Carney calificó la polémica como una maniobra de «distracción» de los republicanos, ya que no quieren hablar de la reforma del sistema financiero porque saben que «perdieron» el debate ante la opinión pública.

El propio Obama salió en defensa de Biden al señalar que la frase no tenía otra connotación que defender la reforma de Wall Street, que puso en marcha su administración para evitar los «abusos y excesos» que provocó la crisis financiera de 2009 y reiteró su confianza en Biden.

Sin embargo, los ataques republicanos no bajaron el tono.

Entre los más agresivos estuvo el del exalcalde de Nueva York Rudolph Giulani, quien dijo que Biden no es «muy brillante» y puso en duda su «capacidad mental» para dirigir el país.

Desesperación

Por otro lado, Paul Ryan, compañero de fórmula del candidato republicano, cuya designación el pasado fin de semana inyectó dinamismo a la campaña de Romney, se refirió a la polémica al señalar que se trata de comentarios que aparecen «cuando estás desesperado en campaña».

Sin embargo, desde las filas demócratas también se cuestionó lo apropiado de las palabras de Biden.

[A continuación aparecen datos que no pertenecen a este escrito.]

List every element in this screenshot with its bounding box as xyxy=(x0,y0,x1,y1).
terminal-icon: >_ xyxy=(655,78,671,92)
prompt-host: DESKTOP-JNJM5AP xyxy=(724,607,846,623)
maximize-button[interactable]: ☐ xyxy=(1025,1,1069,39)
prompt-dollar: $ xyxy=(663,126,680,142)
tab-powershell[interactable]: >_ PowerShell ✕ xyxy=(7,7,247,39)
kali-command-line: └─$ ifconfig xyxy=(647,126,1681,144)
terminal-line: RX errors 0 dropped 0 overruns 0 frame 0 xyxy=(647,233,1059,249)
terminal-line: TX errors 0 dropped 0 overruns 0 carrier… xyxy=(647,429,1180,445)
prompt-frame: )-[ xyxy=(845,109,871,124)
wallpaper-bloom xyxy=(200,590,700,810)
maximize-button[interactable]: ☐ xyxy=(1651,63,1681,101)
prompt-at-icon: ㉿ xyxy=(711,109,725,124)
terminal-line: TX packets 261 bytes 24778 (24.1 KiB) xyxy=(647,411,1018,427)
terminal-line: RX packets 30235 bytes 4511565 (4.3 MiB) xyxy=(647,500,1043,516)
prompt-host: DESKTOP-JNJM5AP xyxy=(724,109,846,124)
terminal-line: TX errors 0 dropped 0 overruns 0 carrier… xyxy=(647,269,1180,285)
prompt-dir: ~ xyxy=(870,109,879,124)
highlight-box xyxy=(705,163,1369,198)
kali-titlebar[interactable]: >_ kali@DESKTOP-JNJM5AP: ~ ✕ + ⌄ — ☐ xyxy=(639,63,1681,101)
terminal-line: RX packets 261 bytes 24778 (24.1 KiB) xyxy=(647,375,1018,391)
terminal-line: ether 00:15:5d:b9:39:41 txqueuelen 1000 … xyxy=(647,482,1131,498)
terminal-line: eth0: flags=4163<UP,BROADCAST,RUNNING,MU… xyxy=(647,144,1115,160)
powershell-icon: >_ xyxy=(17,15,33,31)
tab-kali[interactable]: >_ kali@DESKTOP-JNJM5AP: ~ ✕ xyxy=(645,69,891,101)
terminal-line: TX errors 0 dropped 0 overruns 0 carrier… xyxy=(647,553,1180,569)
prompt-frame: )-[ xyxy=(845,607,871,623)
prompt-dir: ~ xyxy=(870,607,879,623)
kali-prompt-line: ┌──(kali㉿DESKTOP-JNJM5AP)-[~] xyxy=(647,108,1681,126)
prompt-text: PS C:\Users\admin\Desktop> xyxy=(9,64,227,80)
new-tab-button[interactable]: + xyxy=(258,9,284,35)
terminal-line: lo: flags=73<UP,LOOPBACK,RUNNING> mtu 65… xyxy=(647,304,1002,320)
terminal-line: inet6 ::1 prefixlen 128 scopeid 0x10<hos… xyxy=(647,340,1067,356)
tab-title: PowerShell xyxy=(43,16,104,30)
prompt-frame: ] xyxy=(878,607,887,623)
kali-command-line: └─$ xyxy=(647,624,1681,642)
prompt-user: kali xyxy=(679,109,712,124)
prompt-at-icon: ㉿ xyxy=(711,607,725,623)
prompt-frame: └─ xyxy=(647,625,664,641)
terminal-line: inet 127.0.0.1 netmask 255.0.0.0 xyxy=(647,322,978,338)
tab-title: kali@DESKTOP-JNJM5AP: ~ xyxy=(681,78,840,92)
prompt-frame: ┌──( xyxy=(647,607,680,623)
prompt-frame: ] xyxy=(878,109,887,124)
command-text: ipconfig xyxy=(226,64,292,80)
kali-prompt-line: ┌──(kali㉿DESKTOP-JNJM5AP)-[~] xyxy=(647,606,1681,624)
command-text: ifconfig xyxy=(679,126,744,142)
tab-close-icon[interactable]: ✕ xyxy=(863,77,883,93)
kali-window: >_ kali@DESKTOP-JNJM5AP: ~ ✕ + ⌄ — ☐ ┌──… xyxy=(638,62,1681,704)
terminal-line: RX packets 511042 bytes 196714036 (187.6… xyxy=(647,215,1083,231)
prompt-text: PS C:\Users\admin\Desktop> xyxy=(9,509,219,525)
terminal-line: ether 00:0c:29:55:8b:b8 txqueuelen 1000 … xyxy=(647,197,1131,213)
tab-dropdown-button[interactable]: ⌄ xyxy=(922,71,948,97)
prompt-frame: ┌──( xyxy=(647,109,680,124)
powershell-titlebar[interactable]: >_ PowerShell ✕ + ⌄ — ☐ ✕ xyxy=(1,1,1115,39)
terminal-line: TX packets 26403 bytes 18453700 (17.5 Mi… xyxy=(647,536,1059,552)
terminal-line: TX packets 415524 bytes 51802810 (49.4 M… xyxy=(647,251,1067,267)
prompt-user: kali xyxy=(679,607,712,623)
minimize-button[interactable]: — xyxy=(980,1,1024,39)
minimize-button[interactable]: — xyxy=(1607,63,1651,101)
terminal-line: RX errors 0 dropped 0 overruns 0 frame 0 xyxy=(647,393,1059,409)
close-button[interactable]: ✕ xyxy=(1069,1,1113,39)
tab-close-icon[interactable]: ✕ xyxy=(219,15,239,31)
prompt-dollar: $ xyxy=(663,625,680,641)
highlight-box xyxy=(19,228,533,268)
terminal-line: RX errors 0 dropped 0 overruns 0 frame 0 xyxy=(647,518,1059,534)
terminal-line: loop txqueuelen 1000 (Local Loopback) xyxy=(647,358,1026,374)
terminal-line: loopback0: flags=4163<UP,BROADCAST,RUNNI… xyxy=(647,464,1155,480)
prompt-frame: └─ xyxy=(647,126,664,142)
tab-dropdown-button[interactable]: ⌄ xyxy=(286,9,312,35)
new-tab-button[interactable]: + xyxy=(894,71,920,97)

El reverendo afroamericano Jesse Jackson, conocido líder de los derechos civiles, subrayó que el comentario de Biden debe ser «encarado francamente como retórica exagerada que no ayuda y que es una distracción del mensaje del presidente Barack Obama».

Por su parte, el foco de la controversia, el propio Biden, no mostró indicios de arrepentimiento.

«Sé que a veces soy criticado por decir exactamente lo que quiero decir. Eso no va a cambiar», afirmó ayer en un acto electoral en Virginia.